In fact, that same prohibition was in effect long before 1997. 1997 is when Title 31 was recodified, without substantive change. IC 31-11-1-1 was previously numbered IC 31-7-1-2 and, as explained later in this post, was passed in 1986.

The "revamp" this year is the result of the passage of the massive HEA 1006, the 432-page bill that made many changes to the criminal code, particularly in the area of sentencing, including changing the nomenclature. Sentences have been reclassified so that most "Class D" felonies are now "Level 6" felonies.

HEA 1006 makes the following change to IC 31-11-11-1, effective July 1, 2014:

Sec. 1. A person who knowingly furnishes false information to a clerk of the circuit court when the person applies for a marriage license under IC 31-11-4 commits a Level 6 felony.
As added by P.L.1-1997, SEC.3. Amended by P.L.158-2013, SEC.307.

What the story does bring to light is a variance between the penalty provision of IC 31-11-11, and the procedures set out in IC 31-11-4.

Who designs the application for a marriage license? IC 31-11-4-4 sets out the requirements. Subsection (c) reads:

(c) The state department of health shall develop uniform forms for applications for marriage licenses. The state department of health shall furnish these forms to the circuit court clerks. The state department of health may periodically revise these forms.
IC 31-11-4-12 provides that the clerk may refuse to issue a marriage licenses in certain cases, and provides for a hearing on the issue, if requested:
Sec. 12. (a) If it appears that two (2) individuals do not have a right to a marriage license, the clerk of the circuit court shall refuse to issue the license. If the clerk refuses to issue the license and if requested by the individuals, the clerk shall:
(1) certify the refusal to the circuit court; and
(2) notify the individuals of the clerk's actions.
(b) At the earliest practicable time, the court shall hold a hearing on whether a marriage license should be issued to the individuals. The court shall notify the individuals of the time and place of the hearing. The hearing shall be held without a jury and may be held in court or in chambers. The court's finding concerning the issuance of a license is final.
(c) The clerk of the circuit court shall:
(1) issue; or
(2) refuse to issue;
a marriage license in conformance with the court's order.
(d) The individuals who intend to marry are not liable for costs for any actions taken under this section.
As added by P.L.1-1997, SEC.3.

The 2005 Court of Appeals opinion in Sadler v. Morrison sets out the procedure used in Indiana's earlier challenge. From pp. 4-5 of the opinion:

The predecessor to current Indiana Code Section 31-11-1-1(a) was passed in 1986. Similar statutes, commonly referred to as “Defense of Marriage Acts” (“DOMA”), have been passed by at least thirty-seven other states and the federal government. The relevant portion of Indiana’s DOMA at issue today states: “Only a female may marry a male. Only a male may marry a female.” Ind. Code § 31-11-1-1(a). All three couples meet the legal requirements for marriage aside from being of the same gender.

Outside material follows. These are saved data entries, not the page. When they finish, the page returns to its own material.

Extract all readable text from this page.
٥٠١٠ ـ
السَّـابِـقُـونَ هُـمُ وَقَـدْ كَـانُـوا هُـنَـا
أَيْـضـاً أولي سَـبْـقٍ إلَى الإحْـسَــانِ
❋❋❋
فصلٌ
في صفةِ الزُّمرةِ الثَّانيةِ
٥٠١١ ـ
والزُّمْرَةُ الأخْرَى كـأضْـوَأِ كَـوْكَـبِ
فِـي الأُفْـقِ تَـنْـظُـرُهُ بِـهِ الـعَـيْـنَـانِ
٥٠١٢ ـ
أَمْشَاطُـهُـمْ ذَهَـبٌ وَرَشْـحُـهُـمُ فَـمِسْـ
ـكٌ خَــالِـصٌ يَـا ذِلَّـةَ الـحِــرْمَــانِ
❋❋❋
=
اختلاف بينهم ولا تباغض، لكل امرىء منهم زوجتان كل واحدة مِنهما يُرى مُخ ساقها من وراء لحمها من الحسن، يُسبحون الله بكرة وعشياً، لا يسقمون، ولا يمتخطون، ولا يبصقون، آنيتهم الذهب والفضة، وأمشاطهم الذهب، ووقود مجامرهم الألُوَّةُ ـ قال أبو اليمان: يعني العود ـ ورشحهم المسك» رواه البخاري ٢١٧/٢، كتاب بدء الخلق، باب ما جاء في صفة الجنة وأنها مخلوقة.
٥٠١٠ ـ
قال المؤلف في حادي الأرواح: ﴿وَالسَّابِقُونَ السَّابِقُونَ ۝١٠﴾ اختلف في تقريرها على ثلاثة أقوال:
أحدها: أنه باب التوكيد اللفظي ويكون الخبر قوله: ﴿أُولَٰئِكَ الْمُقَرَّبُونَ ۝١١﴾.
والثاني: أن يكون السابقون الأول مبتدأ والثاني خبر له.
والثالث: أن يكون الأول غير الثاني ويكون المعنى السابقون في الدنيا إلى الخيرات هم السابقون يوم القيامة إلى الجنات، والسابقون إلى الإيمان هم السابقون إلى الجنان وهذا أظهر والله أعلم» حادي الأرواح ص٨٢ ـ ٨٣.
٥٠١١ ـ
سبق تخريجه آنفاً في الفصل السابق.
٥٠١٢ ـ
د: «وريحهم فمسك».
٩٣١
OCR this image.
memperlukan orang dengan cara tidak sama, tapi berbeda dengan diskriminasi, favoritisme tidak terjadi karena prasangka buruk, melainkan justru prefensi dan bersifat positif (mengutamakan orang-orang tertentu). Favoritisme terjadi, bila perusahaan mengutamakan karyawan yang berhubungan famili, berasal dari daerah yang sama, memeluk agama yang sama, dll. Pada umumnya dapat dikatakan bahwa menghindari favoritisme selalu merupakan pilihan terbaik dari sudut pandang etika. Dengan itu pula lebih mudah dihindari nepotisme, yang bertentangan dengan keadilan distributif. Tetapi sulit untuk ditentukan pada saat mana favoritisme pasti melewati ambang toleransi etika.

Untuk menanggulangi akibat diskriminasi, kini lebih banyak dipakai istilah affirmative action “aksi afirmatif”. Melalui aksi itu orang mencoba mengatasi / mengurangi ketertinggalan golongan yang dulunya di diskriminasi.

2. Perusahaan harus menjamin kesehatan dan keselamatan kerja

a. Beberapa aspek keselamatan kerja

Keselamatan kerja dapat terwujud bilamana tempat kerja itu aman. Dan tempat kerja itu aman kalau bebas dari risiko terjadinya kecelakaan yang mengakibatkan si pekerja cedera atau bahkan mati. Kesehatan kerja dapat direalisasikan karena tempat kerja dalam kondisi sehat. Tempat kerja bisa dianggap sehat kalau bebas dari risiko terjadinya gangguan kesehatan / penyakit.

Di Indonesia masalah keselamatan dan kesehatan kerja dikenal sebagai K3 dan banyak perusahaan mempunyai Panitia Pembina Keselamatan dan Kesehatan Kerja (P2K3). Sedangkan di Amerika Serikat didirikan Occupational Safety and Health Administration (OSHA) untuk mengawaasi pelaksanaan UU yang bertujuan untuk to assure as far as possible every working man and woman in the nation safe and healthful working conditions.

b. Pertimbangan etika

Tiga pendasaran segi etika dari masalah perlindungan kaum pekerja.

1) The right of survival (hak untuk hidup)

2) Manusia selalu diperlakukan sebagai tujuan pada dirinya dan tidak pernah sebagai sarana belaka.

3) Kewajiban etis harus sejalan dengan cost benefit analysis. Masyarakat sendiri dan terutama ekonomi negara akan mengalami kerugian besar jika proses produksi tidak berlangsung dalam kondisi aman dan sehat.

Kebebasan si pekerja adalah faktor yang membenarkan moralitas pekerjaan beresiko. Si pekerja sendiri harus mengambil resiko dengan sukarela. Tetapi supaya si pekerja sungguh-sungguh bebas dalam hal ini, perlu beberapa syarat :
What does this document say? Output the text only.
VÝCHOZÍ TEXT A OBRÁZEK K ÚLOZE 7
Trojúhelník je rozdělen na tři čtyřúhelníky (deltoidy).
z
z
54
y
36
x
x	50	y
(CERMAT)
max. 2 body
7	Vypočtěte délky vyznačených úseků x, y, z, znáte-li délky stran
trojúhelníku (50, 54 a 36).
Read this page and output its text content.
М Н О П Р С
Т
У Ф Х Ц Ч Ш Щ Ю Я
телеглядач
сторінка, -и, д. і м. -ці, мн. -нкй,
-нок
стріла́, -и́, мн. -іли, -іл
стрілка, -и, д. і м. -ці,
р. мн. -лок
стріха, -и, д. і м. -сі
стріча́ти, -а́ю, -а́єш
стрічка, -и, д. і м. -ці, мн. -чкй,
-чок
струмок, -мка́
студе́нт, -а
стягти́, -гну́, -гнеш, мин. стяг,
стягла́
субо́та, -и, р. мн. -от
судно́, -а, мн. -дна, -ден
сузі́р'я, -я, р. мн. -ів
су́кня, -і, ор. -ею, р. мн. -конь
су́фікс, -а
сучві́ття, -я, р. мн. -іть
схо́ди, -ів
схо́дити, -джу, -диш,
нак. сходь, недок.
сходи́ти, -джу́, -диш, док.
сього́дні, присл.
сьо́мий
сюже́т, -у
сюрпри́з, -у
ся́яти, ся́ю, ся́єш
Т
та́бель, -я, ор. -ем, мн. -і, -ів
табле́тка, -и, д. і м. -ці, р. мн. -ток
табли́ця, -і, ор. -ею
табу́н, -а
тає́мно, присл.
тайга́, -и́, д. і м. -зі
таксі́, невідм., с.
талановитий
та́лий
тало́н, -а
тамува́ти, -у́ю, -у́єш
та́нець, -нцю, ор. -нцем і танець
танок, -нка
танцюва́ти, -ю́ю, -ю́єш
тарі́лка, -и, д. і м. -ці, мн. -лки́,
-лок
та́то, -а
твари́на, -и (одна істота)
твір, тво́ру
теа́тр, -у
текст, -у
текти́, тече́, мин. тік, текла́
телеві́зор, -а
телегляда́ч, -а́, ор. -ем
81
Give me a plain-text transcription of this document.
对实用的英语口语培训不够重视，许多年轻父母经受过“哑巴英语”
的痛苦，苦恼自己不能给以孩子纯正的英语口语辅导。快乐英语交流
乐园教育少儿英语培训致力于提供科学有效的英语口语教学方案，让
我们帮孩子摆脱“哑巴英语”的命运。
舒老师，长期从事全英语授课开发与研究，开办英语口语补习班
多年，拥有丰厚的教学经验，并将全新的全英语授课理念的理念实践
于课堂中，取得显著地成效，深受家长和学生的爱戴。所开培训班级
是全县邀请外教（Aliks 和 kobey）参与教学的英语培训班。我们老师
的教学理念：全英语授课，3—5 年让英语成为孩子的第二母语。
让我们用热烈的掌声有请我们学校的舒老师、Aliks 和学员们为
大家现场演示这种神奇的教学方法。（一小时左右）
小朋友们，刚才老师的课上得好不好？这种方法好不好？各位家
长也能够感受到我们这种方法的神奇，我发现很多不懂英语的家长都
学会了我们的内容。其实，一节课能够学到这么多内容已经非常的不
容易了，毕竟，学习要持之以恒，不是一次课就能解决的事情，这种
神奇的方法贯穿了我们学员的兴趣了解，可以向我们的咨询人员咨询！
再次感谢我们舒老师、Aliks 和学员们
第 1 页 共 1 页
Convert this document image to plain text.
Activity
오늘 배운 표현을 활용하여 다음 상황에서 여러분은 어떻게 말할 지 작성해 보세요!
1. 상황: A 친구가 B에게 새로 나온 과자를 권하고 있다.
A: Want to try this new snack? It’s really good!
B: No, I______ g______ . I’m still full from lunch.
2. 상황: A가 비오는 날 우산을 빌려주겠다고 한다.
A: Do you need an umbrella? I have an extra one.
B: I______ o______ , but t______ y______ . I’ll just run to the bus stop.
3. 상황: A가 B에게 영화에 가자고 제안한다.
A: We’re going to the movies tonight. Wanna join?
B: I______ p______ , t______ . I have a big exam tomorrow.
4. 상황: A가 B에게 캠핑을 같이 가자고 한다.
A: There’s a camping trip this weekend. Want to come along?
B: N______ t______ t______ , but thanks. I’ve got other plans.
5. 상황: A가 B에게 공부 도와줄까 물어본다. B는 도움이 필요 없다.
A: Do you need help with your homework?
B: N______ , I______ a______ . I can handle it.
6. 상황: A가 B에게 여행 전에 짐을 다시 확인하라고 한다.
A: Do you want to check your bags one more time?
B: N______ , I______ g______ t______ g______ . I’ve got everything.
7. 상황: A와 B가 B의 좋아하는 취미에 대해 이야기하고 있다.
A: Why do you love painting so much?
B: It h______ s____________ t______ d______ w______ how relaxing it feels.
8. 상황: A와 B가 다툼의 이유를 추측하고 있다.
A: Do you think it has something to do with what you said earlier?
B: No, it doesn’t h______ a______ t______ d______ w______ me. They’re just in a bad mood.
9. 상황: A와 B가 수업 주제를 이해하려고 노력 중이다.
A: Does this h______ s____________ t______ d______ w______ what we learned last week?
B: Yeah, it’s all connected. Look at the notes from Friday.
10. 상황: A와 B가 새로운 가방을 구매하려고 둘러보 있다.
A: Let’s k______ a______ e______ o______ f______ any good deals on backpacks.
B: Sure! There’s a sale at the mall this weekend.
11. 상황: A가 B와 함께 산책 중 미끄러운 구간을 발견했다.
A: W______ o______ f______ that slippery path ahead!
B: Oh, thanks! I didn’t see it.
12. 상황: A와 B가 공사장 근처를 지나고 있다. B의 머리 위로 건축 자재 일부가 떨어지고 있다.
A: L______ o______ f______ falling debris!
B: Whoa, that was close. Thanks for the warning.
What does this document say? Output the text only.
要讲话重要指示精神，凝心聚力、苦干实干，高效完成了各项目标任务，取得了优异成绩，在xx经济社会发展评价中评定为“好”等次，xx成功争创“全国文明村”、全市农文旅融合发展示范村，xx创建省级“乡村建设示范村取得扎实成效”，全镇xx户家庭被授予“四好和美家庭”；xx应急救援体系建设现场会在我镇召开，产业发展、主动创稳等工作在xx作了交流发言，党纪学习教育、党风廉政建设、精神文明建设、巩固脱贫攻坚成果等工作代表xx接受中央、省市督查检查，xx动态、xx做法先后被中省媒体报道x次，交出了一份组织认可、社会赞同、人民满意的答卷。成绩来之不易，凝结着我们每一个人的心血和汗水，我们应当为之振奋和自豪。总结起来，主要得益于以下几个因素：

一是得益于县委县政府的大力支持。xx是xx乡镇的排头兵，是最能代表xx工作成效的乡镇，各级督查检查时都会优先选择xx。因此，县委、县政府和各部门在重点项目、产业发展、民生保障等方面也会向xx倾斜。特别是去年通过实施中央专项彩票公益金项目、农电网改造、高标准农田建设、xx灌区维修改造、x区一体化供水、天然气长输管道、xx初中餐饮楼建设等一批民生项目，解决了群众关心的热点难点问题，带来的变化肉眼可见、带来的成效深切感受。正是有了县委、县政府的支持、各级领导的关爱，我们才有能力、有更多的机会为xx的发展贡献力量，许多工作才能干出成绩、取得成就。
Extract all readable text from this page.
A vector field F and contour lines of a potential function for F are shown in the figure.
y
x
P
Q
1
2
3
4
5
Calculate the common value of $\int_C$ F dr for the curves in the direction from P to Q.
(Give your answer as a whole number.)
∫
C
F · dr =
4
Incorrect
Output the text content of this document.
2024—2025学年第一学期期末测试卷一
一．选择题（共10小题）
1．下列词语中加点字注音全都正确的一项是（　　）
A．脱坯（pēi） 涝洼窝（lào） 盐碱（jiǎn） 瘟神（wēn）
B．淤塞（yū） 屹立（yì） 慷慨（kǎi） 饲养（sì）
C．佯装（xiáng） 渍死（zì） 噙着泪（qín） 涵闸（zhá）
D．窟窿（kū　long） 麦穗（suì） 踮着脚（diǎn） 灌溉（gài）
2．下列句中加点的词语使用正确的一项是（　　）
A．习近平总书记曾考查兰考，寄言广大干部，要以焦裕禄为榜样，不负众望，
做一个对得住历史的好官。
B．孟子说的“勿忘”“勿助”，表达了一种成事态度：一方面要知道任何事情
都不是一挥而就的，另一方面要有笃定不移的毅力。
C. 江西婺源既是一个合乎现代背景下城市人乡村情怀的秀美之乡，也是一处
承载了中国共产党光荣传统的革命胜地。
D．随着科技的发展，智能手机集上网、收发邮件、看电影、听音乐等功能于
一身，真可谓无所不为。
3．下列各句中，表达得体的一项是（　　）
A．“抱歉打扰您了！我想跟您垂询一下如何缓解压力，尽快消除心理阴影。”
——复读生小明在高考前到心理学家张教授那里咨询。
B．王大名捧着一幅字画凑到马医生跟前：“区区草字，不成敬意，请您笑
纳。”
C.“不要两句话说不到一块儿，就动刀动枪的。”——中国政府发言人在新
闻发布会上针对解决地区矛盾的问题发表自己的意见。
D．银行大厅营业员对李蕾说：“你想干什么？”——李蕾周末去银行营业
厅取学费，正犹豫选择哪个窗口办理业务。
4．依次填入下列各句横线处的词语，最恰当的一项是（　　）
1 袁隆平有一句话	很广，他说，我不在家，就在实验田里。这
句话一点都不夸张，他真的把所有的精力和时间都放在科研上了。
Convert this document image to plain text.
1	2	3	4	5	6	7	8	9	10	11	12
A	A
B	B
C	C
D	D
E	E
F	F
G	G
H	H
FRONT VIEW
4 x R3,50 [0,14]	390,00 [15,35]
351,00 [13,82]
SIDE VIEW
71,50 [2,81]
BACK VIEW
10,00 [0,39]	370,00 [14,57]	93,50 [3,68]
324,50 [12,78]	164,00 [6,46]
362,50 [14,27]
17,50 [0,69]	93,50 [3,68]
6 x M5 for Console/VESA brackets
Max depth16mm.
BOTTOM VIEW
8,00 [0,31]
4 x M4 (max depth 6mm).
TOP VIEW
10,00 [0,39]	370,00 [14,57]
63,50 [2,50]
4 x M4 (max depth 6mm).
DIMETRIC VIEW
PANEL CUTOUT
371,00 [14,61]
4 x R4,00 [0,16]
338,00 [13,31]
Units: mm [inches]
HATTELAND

On August 22, 2002, the Plaintiffs filed a declaratory judgment complaint seeking an injunction requiring the Hendricks and Marion County clerks to issue marriage licenses to them because Indiana’s DOMA violated several provisions of the Indiana Constitution, namely, Article 1, § 23; Article 1, § 1; and Article 1, § 12. After the Plaintiffs filed a second amended complaint, the trial court granted the State’s motion to dismiss on May 7, 2003, for failing to state a claim upon which relief could be granted. The Plaintiffs now appeal.

In short, the plaintiffs sought an injunction requiring the clerk to issue licenses instead of filing applications and having them denied. Using this route, IC 31-11-11-1 and its penalty never came into play.